Has Elk Grove's bowl game buzz worn off? Mayor says no way
Elk Grove Village officials made a splash in 2018 when they announced they were sponsoring a college football bowl game - the first nontourist municipality to do so - to promote its massive Northwest suburban industrial park.
The Makers Wanted Bahamas Bowl was seen as a "uniquely creative" marketing endeavor by some experts, and it produced enough positives for village leaders to re-up for a second $300,000 sponsorship, this time of Friday afternoon's game, amid questions of whether any of the buzz has worn off and what village officials hope to gain this time around.
Mayor Craig Johnson, the town's top elected official since 1997 and its chief booster, defends the unconventional promotional effort.
"I would say the buzz is still going and the ramifications from our investment is still going," said Johnson, who is part of a small local contingent in the Bahamas for the event.
As in that snowy winter day two years ago at his Wisconsin vacation home, when Johnson was watching bowl games and devised the idea of the village sponsorship, he still believes the purpose is brand identification. Elk Grove Village isn't in the bowl game title, but its business marketing tagline - "Makers Wanted" - is.
The biggest win from the 2018 game surfaced last spring. Johnson and village officials sat down with representatives of Love's Travel Stops & Country Stores, an Oklahoma City-based gas station chain, who were interested in opening a station in Elk Grove. It came about after a company executive, an Oklahoma Sooners fan, was watching the Bahamas Bowl and heard all the hubbub about Makers Wanted and Elk Grove.
A proposed 7,600-square-foot store and fueling station with nearly two dozen pumps is planned for construction next spring at Busse Road and Pratt Boulevard in the industrial park.
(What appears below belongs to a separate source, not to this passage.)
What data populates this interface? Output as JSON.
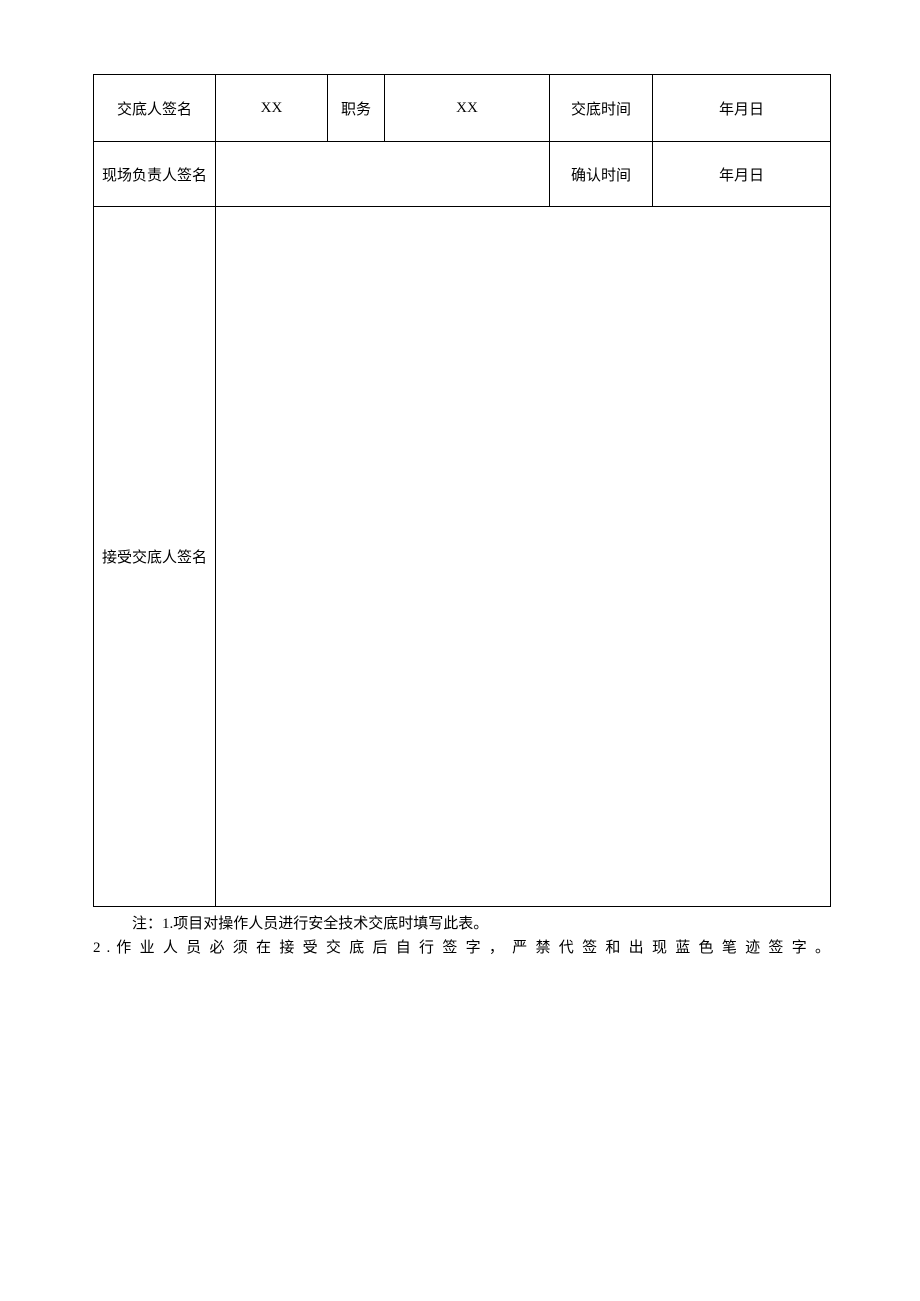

Officials estimate the village stands to collect nearly $1 million a year for the first two decades the station is open.
Even before the bowl game sponsorship - Elk Grove pursued a local marketing campaign on billboards, radio and television - the vacancy rate of its 6-square-mile business park has held steady at about 3% for the last three years. That's from a high of 13% a decade ago.
While a brick-and-mortar business or shrinking vacancy numbers may be the physical and financial returns on the bowl game investment, Johnson remains focused on capturing the overall marketing value of the village's expanded national and international promotional effort.
"Our business park has never been humming like it has been today," he said. "If it keeps humming, obviously we're doing something right in terms of marketing and meeting the needs of businesses."
When Elk Grove announced its initial bowl game sponsorship, it attracted worldwide media attention. It was also panned in some social media circles and met with some skepticism at home.
Some marketing experts, though, praised it.
Kevin Adler, a Chicago-based sports marketing consultant, says the municipality's sponsorship - in a realm dominated by consumer-branded businesses - is "uniquely creative."
Adler said the sponsorship's effectiveness can be measured - qualitatively as brand awareness, and quantitatively with revenue gained.
"If they're saying they landed a gas station that will generate x amount in tax revenue and it's attributed directly to the game, that's a hard measurable, and that's an ROI, and that's hard to argue with that," said Adler, founder, president and chief engagement officer of Chicago-based Engage Marketing.
Elk Grove is spending $125,000 on other marketing efforts, including commercials, target email marketing to businesses, and its business website, makerswanted.org.
The first sponsorship deal with ESPN Productions came with a one-year option at the same price, which the village board agreed in February to pick up. Johnson says trustees will evaluate if they want to do it again.
"You don't know what the reaction is going to be. Who would've known what happened six months later with Love's?" Johnson said. "We could get something within a week, yes. Or it might take six months like last time. The bottom line is people know Elk Grove now. We've heard from people all over the country. We are now becoming a business name."